Quando as calças não servem

Era uma vez um par de calças de ganga. Num belo dia esse par de calças foi colocado numa loja para venda. O entusiasmo era visível no seu rubor azul, pois era a primeira vez que aquele par se encontrava numa superfície comercial, no meio de tantas roupas, acessórios e pessoas. Tudo era novidade, os rostos, as cores, as luzes e dinâmicas. Com o passar do tempo todo o êxtase inicial deu lugar a uma grande tristeza. Ninguém queria comprar aquelas calças, pois elas não serviam a ninguém!

Nesta mini história, quem é que nunca foi este par de calças?

Ir às compras é tido como algo prazeroso, afinal vamos cuidar de nós e da nossa imagem! Deveria ser um momento de elevação da nossa autoestima, só que, muitas vezes, acontece o oposto. Tamanhos que não nos servem, espelhos que gritam que estamos mal e por aí vai…E quanto maior o nosso peso, maior a proporção de desilusão pelas roupas que não conseguimos encontrar.
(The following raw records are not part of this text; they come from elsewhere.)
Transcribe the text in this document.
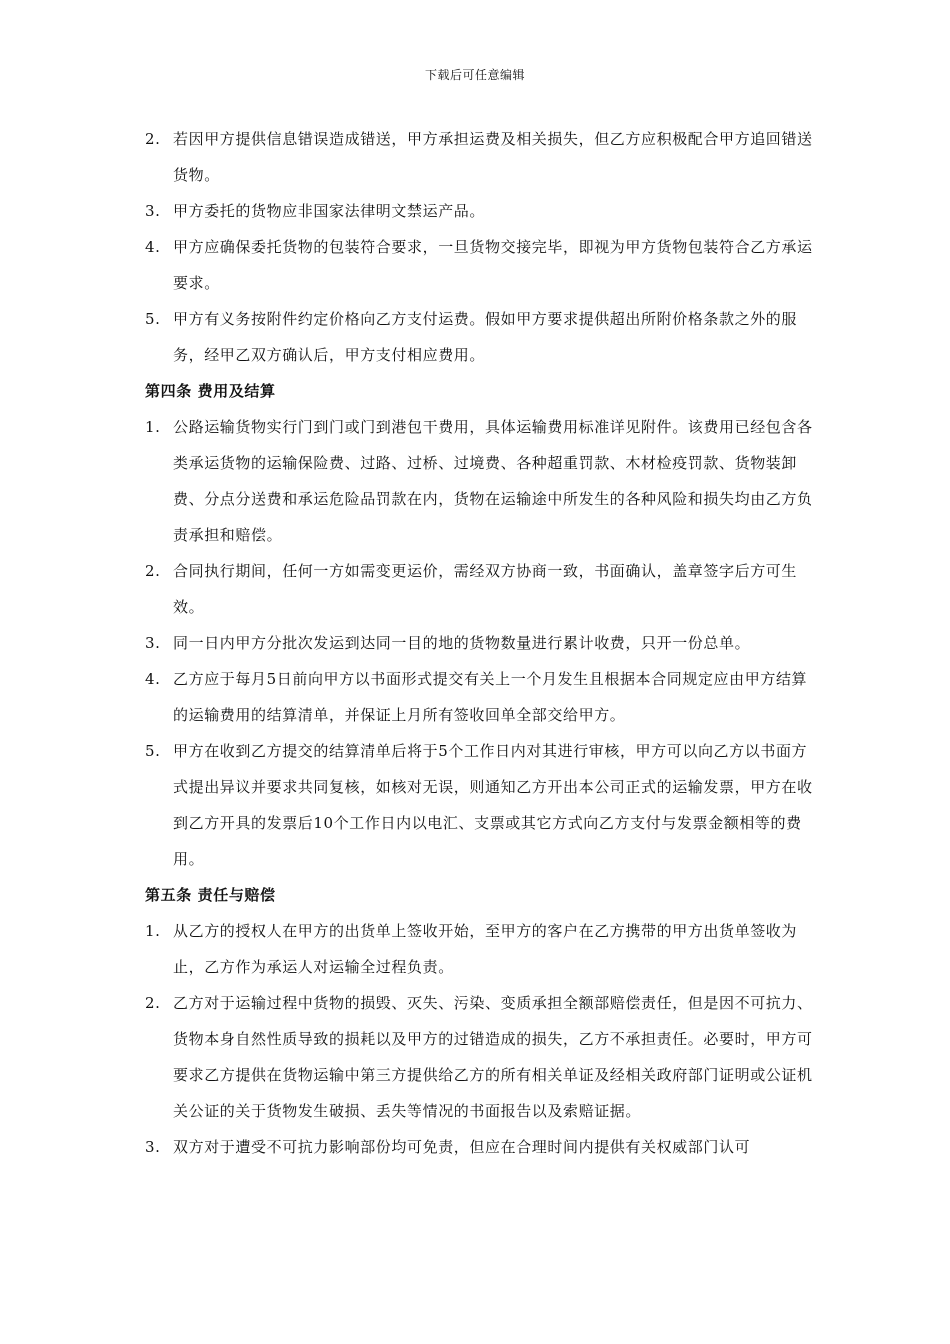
下载后可任意编辑
2. 若因甲方提供信息错误造成错送，甲方承担运费及相关损失，但乙方应积极配合甲方追回错送货物。
3. 甲方委托的货物应非国家法律明文禁运产品。
4. 甲方应确保委托货物的包装符合要求，一旦货物交接完毕，即视为甲方货物包装符合乙方承运要求。
5. 甲方有义务按附件约定价格向乙方支付运费。假如甲方要求提供超出所附价格条款之外的服务，经甲乙双方确认后，甲方支付相应费用。
第四条 费用及结算
1. 公路运输货物实行门到门或门到港包干费用，具体运输费用标准详见附件。该费用已经包含各类承运货物的运输保险费、过路、过桥、过境费、各种超重罚款、木材检疫罚款、货物装卸费、分点分送费和承运危险品罚款在内，货物在运输途中所发生的各种风险和损失均由乙方负责承担和赔偿。
2. 合同执行期间，任何一方如需变更运价，需经双方协商一致，书面确认，盖章签字后方可生效。
3. 同一日内甲方分批次发运到达同一目的地的货物数量进行累计收费，只开一份总单。
4. 乙方应于每月5日前向甲方以书面形式提交有关上一个月发生且根据本合同规定应由甲方结算的运输费用的结算清单，并保证上月所有签收回单全部交给甲方。
5. 甲方在收到乙方提交的结算清单后将于5个工作日内对其进行审核，甲方可以向乙方以书面方式提出异议并要求共同复核，如核对无误，则通知乙方开出本公司正式的运输发票，甲方在收到乙方开具的发票后10个工作日内以电汇、支票或其它方式向乙方支付与发票金额相等的费用。
第五条 责任与赔偿
1. 从乙方的授权人在甲方的出货单上签收开始，至甲方的客户在乙方携带的甲方出货单签收为止，乙方作为承运人对运输全过程负责。
2. 乙方对于运输过程中货物的损毁、灭失、污染、变质承担全额部赔偿责任，但是因不可抗力、货物本身自然性质导致的损耗以及甲方的过错造成的损失，乙方不承担责任。必要时，甲方可要求乙方提供在货物运输中第三方提供给乙方的所有相关单证及经相关政府部门证明或公证机关公证的关于货物发生破损、丢失等情况的书面报告以及索赔证据。
3. 双方对于遭受不可抗力影响部份均可免责，但应在合理时间内提供有关权威部门认可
Gosto de moda desde que me conheço. Adorava brincar com as minhas Barbies e tinha especial gosto no seu guarda-roupa. Em 2004 é lançado na SIC o programa que elegia a Miss Portugal desse ano, e eu passei horas infinitas a brincar às passerelles e aos estilistas. Além disso, consumi muito conteúdo sobre moda, ainda hoje, passados dezanove anos, o faço, porque gosto.

Todos temos conhecimento que existem padrões de beleza impostos pela indústria da moda. A mulher renascentista deu lugar a medidas que são a exceção, pois a regra é uma pluralidade de corpos e dimensões.

Na adolescência, o meu corpo correspondia mais ou menos ao considerado preferencial, no entanto, ao longo da minha vida tive amigas que se sentiam feias só porque a barriga não era lisa o suficiente, ou porque eram demasiado magras e sem curvas, ou robustas. A falta e o excesso sempre foram um problema. A questão é que essa falta e esse excesso nada tinham que ver com saúde. E, sim, com comparação, seja ela real ou editada. Quem é que nunca usou um filtro nas fotografias para parecer melhor?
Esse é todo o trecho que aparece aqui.